Odanın önüne geldiğimde önce ufaktan tıklattım. Birkaç saniye sonra kapı açıldı. Liam'ın yaptığını sandım ancak kapıyı açan bir kadındı ve odadan ayrılmadan önce Liam'a dönüp, "Sana ilaçlarını getireceğim, biraz bekle lütfen." dedi. İçeri geçtiğimde bana garipseyici bir bakış attı ardından. "Ziyaret saati olduğunu sanmıyorum."
"Bana ufak bir jest geçtiler." Gülümsedim ve hemen defolmasını istedim.
Hemşire çıkar çıkmaz Liam'a döndüm, geniş gülümsemesiyle oturduğu yerden kalktı. "Sonunda beni hatırladın."
Ona yaklaştım aynı gülümsemeyle. "Yanılıyorsun." dedim. "Hep aklımdaydın."
Önüne geçtim, hasret çektiğim gözlerinin içine derinden baktım, kaybettiğimi sandığım duygularımı tekrar hissettim. Liam'da güzel duygular yaşıyordum. Araya zaman girince bunu unuturum sandım..
"Bir şey.. bir şey buldunuz mu?" Hâlâ ümitliydi bu konuda. Sesinden anlaşılıyordu.
"Pek sayılmaz." Yüzü düştü. Ama anlatacağım çok şey vardı, bu yüzden kolundan tutup onu yatağa çektim, yanyana oturduğumuzda konuştum. "Avcıların saldırısına uğradım."
Liam tekledi. "Ne?" Gerçek olup olmadığını sorguladı önce, daha sonra devam etmemi istedi. "Ne oldu?"
Her ne kadar onu endişeye sokmak istemesem de, sır saklamak da istemiyordum. Bu yüzden dürüstlüğün ve gerçekliğin adı üstünde anlatmaya geçtim. Bir anda üzerime çullanmalarını, Derek'in istisnasız en iyi zamanlamayı yaparak hayatımı kurtarmasını, kurtboğanlı okun gazabına uğramamı ve Derek'in bir kez daha hayatımı kurtarmasını sırasıyla anlattım. Ve Liam küçük bir çocuğa efsanevi bir hikaye anlatıyormuşum gibi birden fazla duyguyla beni dinledi.

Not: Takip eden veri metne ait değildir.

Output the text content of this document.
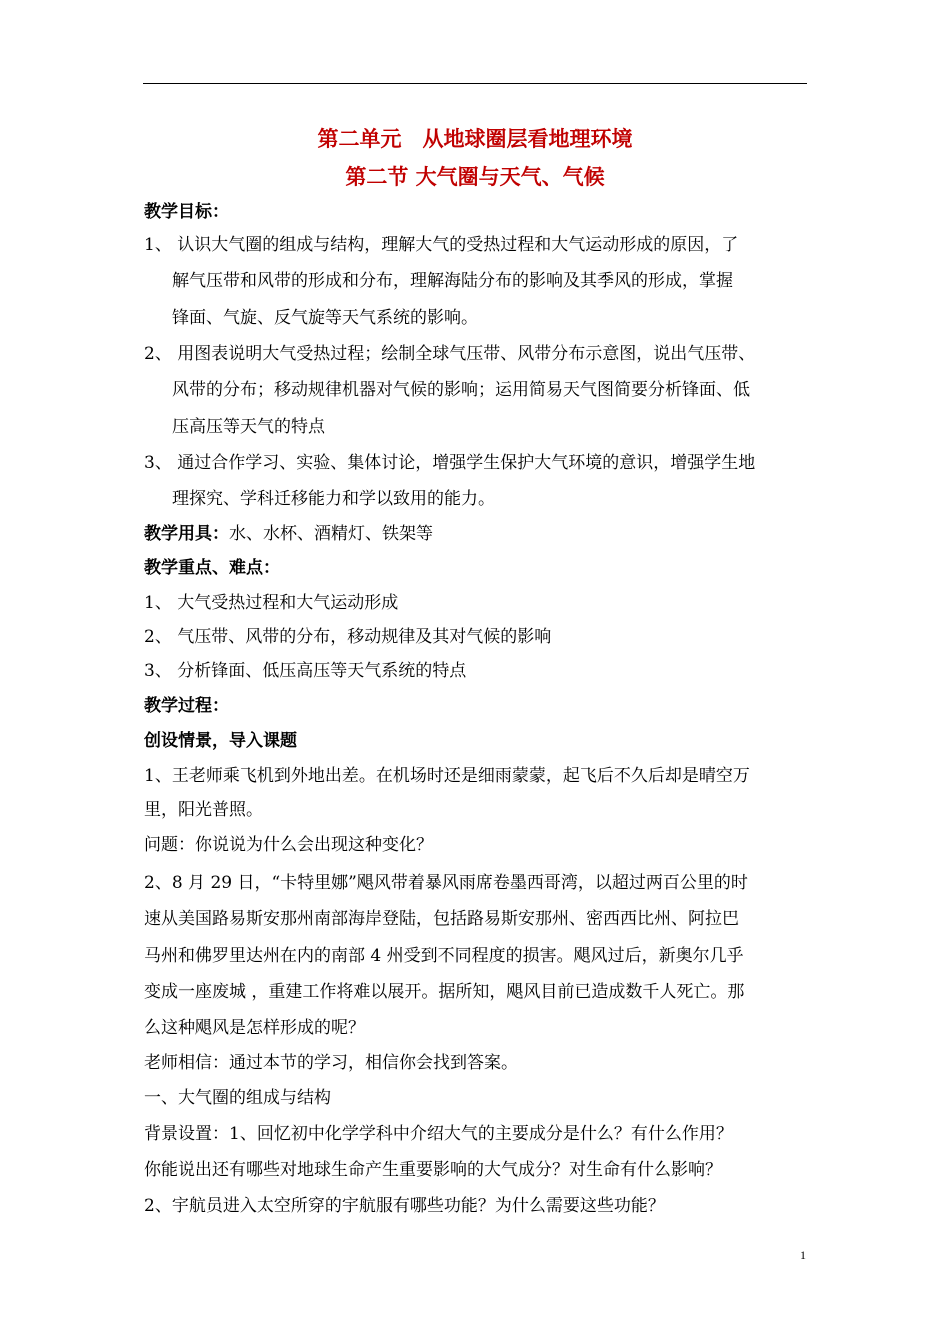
第二单元　从地球圈层看地理环境
第二节 大气圈与天气、气候
教学目标：
1、 认识大气圈的组成与结构，理解大气的受热过程和大气运动形成的原因，了
解气压带和风带的形成和分布，理解海陆分布的影响及其季风的形成，掌握
锋面、气旋、反气旋等天气系统的影响。
2、 用图表说明大气受热过程；绘制全球气压带、风带分布示意图，说出气压带、
风带的分布；移动规律机器对气候的影响；运用简易天气图简要分析锋面、低
压高压等天气的特点
3、 通过合作学习、实验、集体讨论，增强学生保护大气环境的意识，增强学生地
理探究、学科迁移能力和学以致用的能力。
教学用具：水、水杯、酒精灯、铁架等
教学重点、难点：
1、 大气受热过程和大气运动形成
2、 气压带、风带的分布，移动规律及其对气候的影响
3、 分析锋面、低压高压等天气系统的特点
教学过程：
创设情景，导入课题
1、王老师乘飞机到外地出差。在机场时还是细雨蒙蒙，起飞后不久后却是晴空万
里，阳光普照。
问题：你说说为什么会出现这种变化？
2、8 月 29 日，“卡特里娜”飓风带着暴风雨席卷墨西哥湾，以超过两百公里的时
速从美国路易斯安那州南部海岸登陆，包括路易斯安那州、密西西比州、阿拉巴
马州和佛罗里达州在内的南部 4 州受到不同程度的损害。飓风过后，新奥尔几乎
变成一座废城 ，重建工作将难以展开。据所知，飓风目前已造成数千人死亡。那
么这种飓风是怎样形成的呢？
老师相信：通过本节的学习，相信你会找到答案。
一、大气圈的组成与结构
背景设置：1、回忆初中化学学科中介绍大气的主要成分是什么？有什么作用？
你能说出还有哪些对地球生命产生重要影响的大气成分？对生命有什么影响？
2、宇航员进入太空所穿的宇航服有哪些功能？为什么需要这些功能？
1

Neden böyle hissettiğini biliyordum. Sonunda, kanıtlı bir şey vardı elimizde. Bunun gerçekliğini binlerce defa anlatmıştı. Bizim göz ardı edişimiz onun Eichen'a gönderilmesine kadardı belki de. Şimdi, sağlam ve gerçeğe dayalı bir kanıtımız vardı.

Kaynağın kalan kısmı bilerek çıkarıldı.